With this in mind I was intrigued to see what the G30 driver would have to offer. Visually the head is a familiar Ping G shape, slightly more rounded than the G25 driver, so not as long from the top edge to the back of the crown, which gives it a shape that is reminiscent of the Ping G20. The turbulators on the crown are the obvious visual change to what was previously a very clean looking head at address. Surprisingly this change isn’t distracting at all. Instead it makes it clear where the face is pointing when over the ball.
Claims that the turbulators will increase swing speed and therefore ball speed were undoubtedly proven to be true during my testing. Carry distance through the air was consistently around 5 yards longer than with my G25. Most impressively this has been achieved without sacrificing any forgiveness whatsoever. My bad shot is, and always has been, a slice. The obvious choice of G30 driver head would therefore be the heel weighted SF Tec offering, designed to help reduce a cut. I had concerns that, as with other heel weight biased drivers that I’ve tried, that this would bring an unwanted hook or pull into my game. From past experience this is disastrous if, like me, you set up to every drive expecting to hit a fade. My concerns were unnecessary as the SF Tec head helped to reduce the left to right flight, again adding distance, but still allowed me to hit a controlled fade.
The added adjustability of five loft settings instead of three will prove most beneficial when being fitted. The Ping custom fitting process is already impressive but the ability to add or takeaway up to a full degree of loft will allow the expert fitters to dial in the setup that is just right.

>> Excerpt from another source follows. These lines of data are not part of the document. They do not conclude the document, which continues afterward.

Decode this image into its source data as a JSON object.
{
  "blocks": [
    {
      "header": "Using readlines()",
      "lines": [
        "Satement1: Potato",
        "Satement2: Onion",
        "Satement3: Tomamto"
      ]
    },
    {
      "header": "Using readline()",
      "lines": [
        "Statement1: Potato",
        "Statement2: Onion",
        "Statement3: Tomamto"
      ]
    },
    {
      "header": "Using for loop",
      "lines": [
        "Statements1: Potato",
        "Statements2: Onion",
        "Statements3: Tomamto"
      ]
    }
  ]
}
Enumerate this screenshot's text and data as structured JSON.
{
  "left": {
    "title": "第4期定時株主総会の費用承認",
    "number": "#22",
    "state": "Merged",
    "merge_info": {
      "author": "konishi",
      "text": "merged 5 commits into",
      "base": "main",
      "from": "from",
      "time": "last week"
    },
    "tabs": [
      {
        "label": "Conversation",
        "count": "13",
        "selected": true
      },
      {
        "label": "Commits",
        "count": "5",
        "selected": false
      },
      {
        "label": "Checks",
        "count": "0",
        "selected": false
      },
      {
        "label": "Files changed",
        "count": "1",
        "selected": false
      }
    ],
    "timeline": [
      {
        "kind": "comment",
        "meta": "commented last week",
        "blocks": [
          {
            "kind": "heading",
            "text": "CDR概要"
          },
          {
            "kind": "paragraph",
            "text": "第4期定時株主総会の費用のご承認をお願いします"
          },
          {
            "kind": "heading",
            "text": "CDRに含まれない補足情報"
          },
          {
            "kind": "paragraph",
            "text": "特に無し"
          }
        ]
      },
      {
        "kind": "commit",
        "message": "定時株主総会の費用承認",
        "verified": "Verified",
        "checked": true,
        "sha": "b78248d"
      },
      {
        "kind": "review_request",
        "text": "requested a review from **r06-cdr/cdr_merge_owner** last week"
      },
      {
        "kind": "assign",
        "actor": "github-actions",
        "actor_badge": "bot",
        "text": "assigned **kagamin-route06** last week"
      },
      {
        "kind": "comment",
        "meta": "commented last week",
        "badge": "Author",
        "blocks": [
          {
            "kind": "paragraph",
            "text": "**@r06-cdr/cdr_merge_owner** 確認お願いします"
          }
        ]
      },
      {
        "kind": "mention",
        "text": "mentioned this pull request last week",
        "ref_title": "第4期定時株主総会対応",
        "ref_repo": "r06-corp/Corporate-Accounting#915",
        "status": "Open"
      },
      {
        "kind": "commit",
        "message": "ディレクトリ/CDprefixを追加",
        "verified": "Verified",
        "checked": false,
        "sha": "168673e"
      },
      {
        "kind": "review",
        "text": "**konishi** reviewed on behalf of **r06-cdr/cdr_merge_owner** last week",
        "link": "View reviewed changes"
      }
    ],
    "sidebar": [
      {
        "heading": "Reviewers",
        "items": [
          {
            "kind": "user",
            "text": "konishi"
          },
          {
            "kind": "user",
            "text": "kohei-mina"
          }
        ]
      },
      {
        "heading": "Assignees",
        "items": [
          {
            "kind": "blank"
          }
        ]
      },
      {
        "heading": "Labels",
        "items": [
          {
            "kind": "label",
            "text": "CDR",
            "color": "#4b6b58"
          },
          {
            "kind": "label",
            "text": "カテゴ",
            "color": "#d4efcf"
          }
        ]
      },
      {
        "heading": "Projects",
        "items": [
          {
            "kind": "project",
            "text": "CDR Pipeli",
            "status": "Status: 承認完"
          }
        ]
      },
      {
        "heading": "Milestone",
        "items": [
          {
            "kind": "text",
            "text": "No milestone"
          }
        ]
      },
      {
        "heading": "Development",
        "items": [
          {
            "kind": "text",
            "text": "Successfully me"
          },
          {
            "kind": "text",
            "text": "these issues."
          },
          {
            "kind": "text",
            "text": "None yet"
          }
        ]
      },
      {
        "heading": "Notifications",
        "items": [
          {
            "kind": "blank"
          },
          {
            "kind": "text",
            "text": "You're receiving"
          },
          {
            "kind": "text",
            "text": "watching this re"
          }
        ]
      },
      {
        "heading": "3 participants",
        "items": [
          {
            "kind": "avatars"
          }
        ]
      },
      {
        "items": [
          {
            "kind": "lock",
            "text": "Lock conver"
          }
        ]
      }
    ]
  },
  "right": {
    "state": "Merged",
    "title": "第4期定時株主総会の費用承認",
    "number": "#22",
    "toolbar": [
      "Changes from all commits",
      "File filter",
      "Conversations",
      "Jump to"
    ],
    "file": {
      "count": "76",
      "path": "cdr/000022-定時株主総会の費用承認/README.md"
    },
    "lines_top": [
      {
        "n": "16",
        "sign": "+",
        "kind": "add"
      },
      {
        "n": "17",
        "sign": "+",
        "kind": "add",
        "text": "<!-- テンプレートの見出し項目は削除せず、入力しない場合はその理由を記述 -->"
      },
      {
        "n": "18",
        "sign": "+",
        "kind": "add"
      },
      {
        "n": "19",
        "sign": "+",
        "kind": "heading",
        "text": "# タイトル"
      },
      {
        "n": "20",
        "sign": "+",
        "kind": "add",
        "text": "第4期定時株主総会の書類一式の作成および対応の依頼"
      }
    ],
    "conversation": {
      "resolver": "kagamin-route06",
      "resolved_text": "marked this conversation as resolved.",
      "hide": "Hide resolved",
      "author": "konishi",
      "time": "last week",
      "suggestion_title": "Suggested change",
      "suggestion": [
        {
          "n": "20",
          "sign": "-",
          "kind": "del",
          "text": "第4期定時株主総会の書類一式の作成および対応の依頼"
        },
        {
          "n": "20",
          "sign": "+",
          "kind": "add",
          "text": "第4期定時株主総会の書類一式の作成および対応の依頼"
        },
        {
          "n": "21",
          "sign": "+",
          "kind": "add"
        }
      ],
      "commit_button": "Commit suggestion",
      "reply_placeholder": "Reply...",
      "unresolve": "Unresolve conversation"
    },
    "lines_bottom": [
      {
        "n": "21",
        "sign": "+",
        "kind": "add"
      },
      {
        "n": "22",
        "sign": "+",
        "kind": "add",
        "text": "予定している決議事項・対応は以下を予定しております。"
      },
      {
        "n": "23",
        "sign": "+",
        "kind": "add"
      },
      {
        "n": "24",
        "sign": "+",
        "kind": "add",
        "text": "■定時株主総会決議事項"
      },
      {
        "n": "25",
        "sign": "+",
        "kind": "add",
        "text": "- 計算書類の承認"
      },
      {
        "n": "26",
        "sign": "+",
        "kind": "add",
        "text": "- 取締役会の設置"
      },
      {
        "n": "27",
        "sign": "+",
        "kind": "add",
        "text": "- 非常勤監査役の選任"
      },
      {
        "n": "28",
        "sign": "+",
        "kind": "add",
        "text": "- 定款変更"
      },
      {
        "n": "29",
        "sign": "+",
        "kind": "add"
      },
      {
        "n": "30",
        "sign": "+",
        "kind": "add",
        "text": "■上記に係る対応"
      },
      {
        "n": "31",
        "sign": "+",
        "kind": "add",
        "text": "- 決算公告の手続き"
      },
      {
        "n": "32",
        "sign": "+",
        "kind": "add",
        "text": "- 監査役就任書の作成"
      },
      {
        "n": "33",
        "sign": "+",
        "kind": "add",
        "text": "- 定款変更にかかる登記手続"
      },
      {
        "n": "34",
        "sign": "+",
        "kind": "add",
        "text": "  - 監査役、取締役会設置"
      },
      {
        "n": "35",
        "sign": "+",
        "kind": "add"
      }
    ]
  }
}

While new driver models often offer slight tweaks to the previous design the G30 driver offered me obvious distance gains without having to sacrifice any of the already impressive forgiveness. These gains were clear during on course testing, even before a launch monitor backed up the gains. The ability to select a head and wide range of loft and stock shaft combinations means that the Ping G30 driver could prove an excellent option for many.